Descubrí a Haruki Murakami por accidente, como si el destino se hubiera escondido entre los estantes polvorientos de una librería.
Era una tarde cualquiera, de esas sin pretensiones, cuando mis dedos tropezaron con un libro de portada sobria y título misterioso: Tokio Blues (Norwegian Wood). No sabía entonces que esa elección casi al azar marcaría un antes y un después en mi forma de leer, de escribir y hasta de sentir.
Me atrajo el título, sí, pero también esa melancolía latente que parecía emanar de las páginas incluso antes de abrirlo. Comencé a leerlo esa misma noche, sin expectativas, como quien tantea el agua con la punta del pie antes de zambullirse. Pero en pocas páginas, Murakami me había sumergido por completo.
No era solo la historia de Toru Watanabe, sino el silencio entre sus palabras. La manera en que la tristeza no era un accidente, sino un estado natural, una bruma constante que envolvía a los personajes. Reiko, Naoko, Midori… cada uno parecía llevar dentro una herida que no cerraba, y, sin embargo, caminaban con una dignidad casi poética. Era un universo íntimo, donde el dolor se contaba con una delicadeza brutal, sin melodrama, sin adornos. Solo verdad.
Murakami no gritaba, susurraba. Y en ese murmullo descubrí más sobre la soledad, el amor, la muerte y el tiempo que en muchos tratados filosóficos.
Me desarmó su capacidad de hacer que lo cotidiano —una canción de los Beatles, una taza de café, una caminata bajo la lluvia— tuviera un peso simbólico tan profundo. Como si lo esencial de la vida estuviera oculto en los resquicios del día a día, esperando ser descubierto por quien tuviera la paciencia de mirar.

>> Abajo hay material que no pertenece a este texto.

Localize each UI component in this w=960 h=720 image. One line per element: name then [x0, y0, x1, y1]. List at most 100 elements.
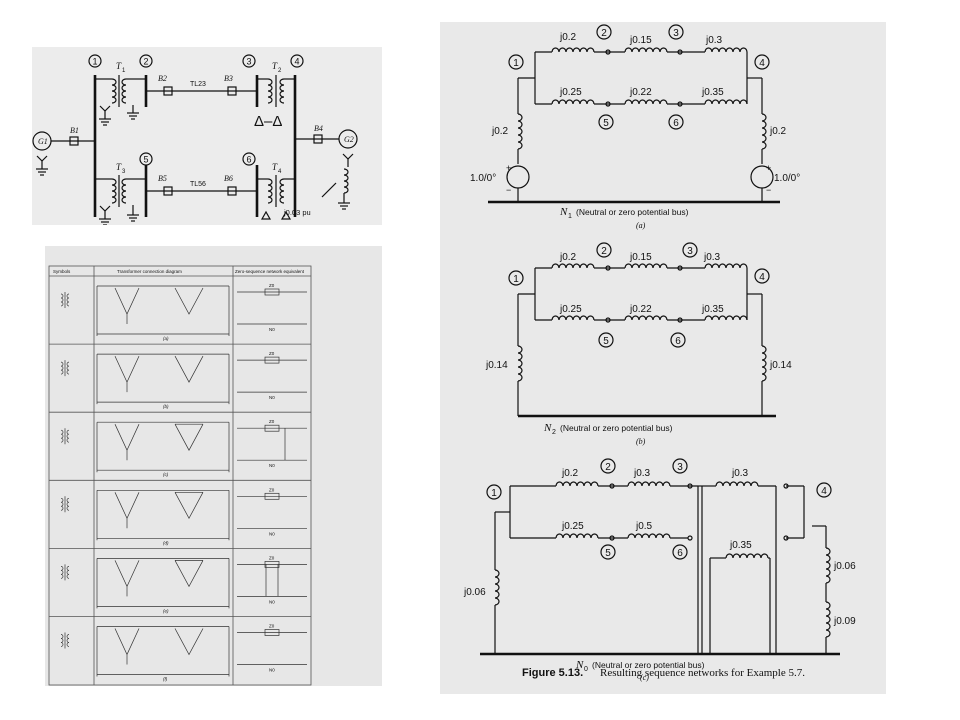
- n0-label: N0: [269, 327, 275, 332]
- table-rows: (a)Z0N0(b)Z0N0(c)Z0N0(d)Z0N0(e)Z0N0(f)Z0…: [49, 283, 311, 682]
- row-caption: (b): [163, 404, 169, 409]
- primary-winding-icon: [114, 560, 140, 597]
- svg-text:j0.3: j0.3: [703, 252, 721, 263]
- svg-text:j0.14: j0.14: [485, 360, 508, 371]
- svg-text:(Neutral or zero potential bus: (Neutral or zero potential bus): [576, 207, 689, 217]
- svg-text:j0.03 pu: j0.03 pu: [283, 208, 311, 217]
- svg-text:6: 6: [246, 155, 251, 165]
- svg-text:2: 2: [601, 246, 607, 257]
- n0-label: N0: [269, 395, 275, 400]
- svg-text:3: 3: [677, 462, 683, 473]
- svg-text:−: −: [506, 185, 511, 195]
- svg-text:1: 1: [513, 274, 519, 285]
- bus-number-3: 3: [242, 54, 256, 68]
- svg-text:2: 2: [143, 57, 148, 67]
- svg-text:j0.25: j0.25: [561, 521, 584, 532]
- transformer-connection-table: Symbols Transformer connection diagram Z…: [48, 265, 312, 686]
- row-caption: (e): [163, 608, 169, 613]
- secondary-winding-icon: [174, 560, 204, 588]
- svg-text:j0.35: j0.35: [701, 87, 724, 98]
- svg-text:j0.2: j0.2: [559, 32, 577, 43]
- svg-text:5: 5: [605, 548, 611, 559]
- svg-text:2: 2: [552, 429, 556, 436]
- svg-text:j0.35: j0.35: [729, 540, 752, 551]
- svg-text:j0.06: j0.06: [833, 561, 856, 572]
- primary-winding-icon: [114, 492, 140, 529]
- generator-g2: G2 B4 j0.03 pu: [283, 124, 358, 217]
- svg-text:T: T: [272, 162, 278, 172]
- svg-text:TL23: TL23: [190, 81, 206, 88]
- svg-text:1: 1: [92, 57, 97, 67]
- svg-text:2: 2: [601, 28, 607, 39]
- svg-text:6: 6: [677, 548, 683, 559]
- z0-label: Z0: [269, 283, 275, 288]
- svg-text:B6: B6: [224, 174, 233, 183]
- header-connection: Transformer connection diagram: [117, 269, 182, 274]
- table-border: [48, 265, 312, 686]
- header-zero-seq: Zero-sequence network equivalent: [235, 269, 305, 274]
- z0-label: Z0: [269, 555, 275, 560]
- svg-text:1.0/0°: 1.0/0°: [774, 173, 800, 184]
- svg-text:B3: B3: [224, 74, 233, 83]
- svg-text:1.0/0°: 1.0/0°: [470, 173, 496, 184]
- svg-text:(a): (a): [636, 221, 646, 230]
- figure-caption-number: Figure 5.13.: [522, 667, 583, 679]
- n0-label: N0: [269, 463, 275, 468]
- transformer-symbol-icon: [60, 632, 70, 649]
- svg-text:3: 3: [246, 57, 251, 67]
- svg-text:5: 5: [603, 336, 609, 347]
- svg-text:2: 2: [605, 462, 611, 473]
- transformer-symbol-icon: [60, 428, 70, 445]
- primary-winding-icon: [114, 355, 140, 393]
- transformer-symbol-icon: [60, 292, 70, 308]
- svg-text:(c): (c): [640, 673, 649, 682]
- svg-text:1: 1: [513, 58, 519, 69]
- sequence-networks: 1 2 3 4 5 6 j0.2 j0.15 j0.3 j0.25 j0.22 …: [463, 24, 856, 682]
- row-caption: (f): [163, 677, 168, 682]
- header-symbols: Symbols: [53, 269, 71, 274]
- breaker-b4: [313, 134, 323, 144]
- line-tl23: B2 B3 TL23: [146, 74, 257, 96]
- svg-text:4: 4: [278, 169, 282, 175]
- breaker-b6: [227, 186, 237, 196]
- svg-text:+: +: [766, 163, 771, 173]
- n0-label: N0: [269, 599, 275, 604]
- z0-label: Z0: [269, 487, 275, 492]
- svg-text:2: 2: [278, 68, 282, 74]
- svg-text:6: 6: [675, 336, 681, 347]
- breaker-b2: [163, 86, 173, 96]
- figure-caption-text: Resulting sequence networks for Example …: [600, 667, 805, 679]
- svg-text:j0.2: j0.2: [561, 468, 579, 479]
- svg-text:B5: B5: [158, 174, 167, 183]
- svg-text:j0.15: j0.15: [629, 252, 652, 263]
- line-tl56: B5 B6 TL56: [146, 174, 257, 196]
- svg-text:3: 3: [122, 169, 126, 175]
- svg-text:T: T: [116, 162, 122, 172]
- delta-delta-label: Δ–Δ: [254, 113, 282, 130]
- primary-winding-icon: [114, 287, 140, 324]
- svg-text:T: T: [116, 61, 122, 71]
- breaker-b3: [227, 86, 237, 96]
- svg-text:(b): (b): [636, 437, 646, 446]
- svg-text:j0.15: j0.15: [629, 35, 652, 46]
- svg-text:−: −: [766, 185, 771, 195]
- secondary-winding-icon: [174, 287, 204, 315]
- svg-text:j0.3: j0.3: [731, 468, 749, 479]
- svg-text:N: N: [543, 422, 552, 434]
- n0-label: N0: [269, 531, 275, 536]
- bus-number-4: 4: [290, 54, 304, 68]
- svg-text:TL56: TL56: [190, 181, 206, 188]
- secondary-winding-icon: [174, 355, 204, 383]
- svg-text:j0.14: j0.14: [769, 360, 792, 371]
- svg-text:6: 6: [673, 118, 679, 129]
- primary-winding-icon: [114, 628, 140, 665]
- svg-text:G2: G2: [344, 135, 354, 144]
- svg-text:G1: G1: [38, 137, 48, 146]
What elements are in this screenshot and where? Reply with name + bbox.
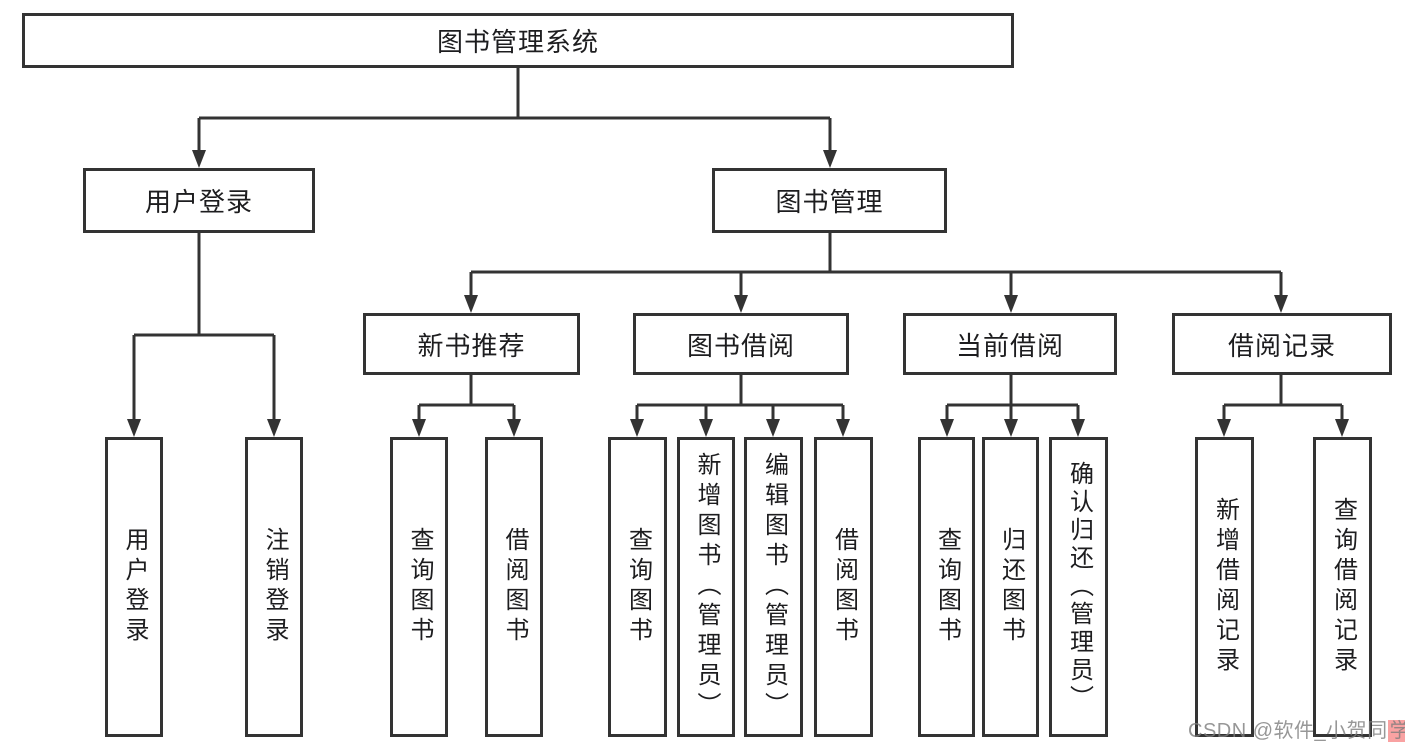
leaf-confirm-return-admin-label: 确认归还（管理员） (1065, 461, 1093, 713)
leaf-return-book-label: 归还图书 (997, 527, 1025, 647)
node-new-book-recommend: 新书推荐 (363, 313, 580, 375)
node-current-borrow-label: 当前借阅 (955, 330, 1064, 361)
node-new-book-recommend-label: 新书推荐 (417, 330, 526, 361)
node-book-borrow: 图书借阅 (633, 313, 849, 375)
leaf-edit-book-admin-label: 编辑图书（管理员） (760, 452, 788, 722)
leaf-add-book-admin: 新增图书（管理员） (677, 437, 735, 737)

Tokio Blues fue solo la entrada. Después vinieron Kafka en la orilla, Crónica del pájaro que da cuerda al mundo, After Dark, Al sur de la frontera al oeste del sol y así, 14 novelas del melómano japonés.
Cada libro era un portal hacia un mundo donde lo real y lo alucinado se entrelazaban con naturalidad, como si siempre hubieran coexistido. Murakami me enseñó que lo absurdo también podía ser hermoso, que el surrealismo no tenía por qué ser ajeno al corazón.
Es fascinante cómo musicaliza cada obra y que no solo uno lee, sino aprende de música, sobre todo de jazz.
Poco a poco, se convirtió en uno de mis autores de cabecera. No por moda, ni por prestigio, sino por afinidad emocional. Leerlo es como mirarse en un espejo hondo y sincero. Hay algo en su forma de narrar que coincide con mis propias grietas.
Hoy, cada vez que me siento perdido o desconectado, vuelvo a sus libros como quien regresa a casa. Y siempre encuentro algo nuevo, una frase que no había notado antes, una emoción que cobra sentido.
EN CINCO PALABRAS.- Música y lectura en uno.
PUNTO FINAL.- “Los libros no te salvan la vida, pero a veces te la devuelven”: Cirilo Stofenmacher.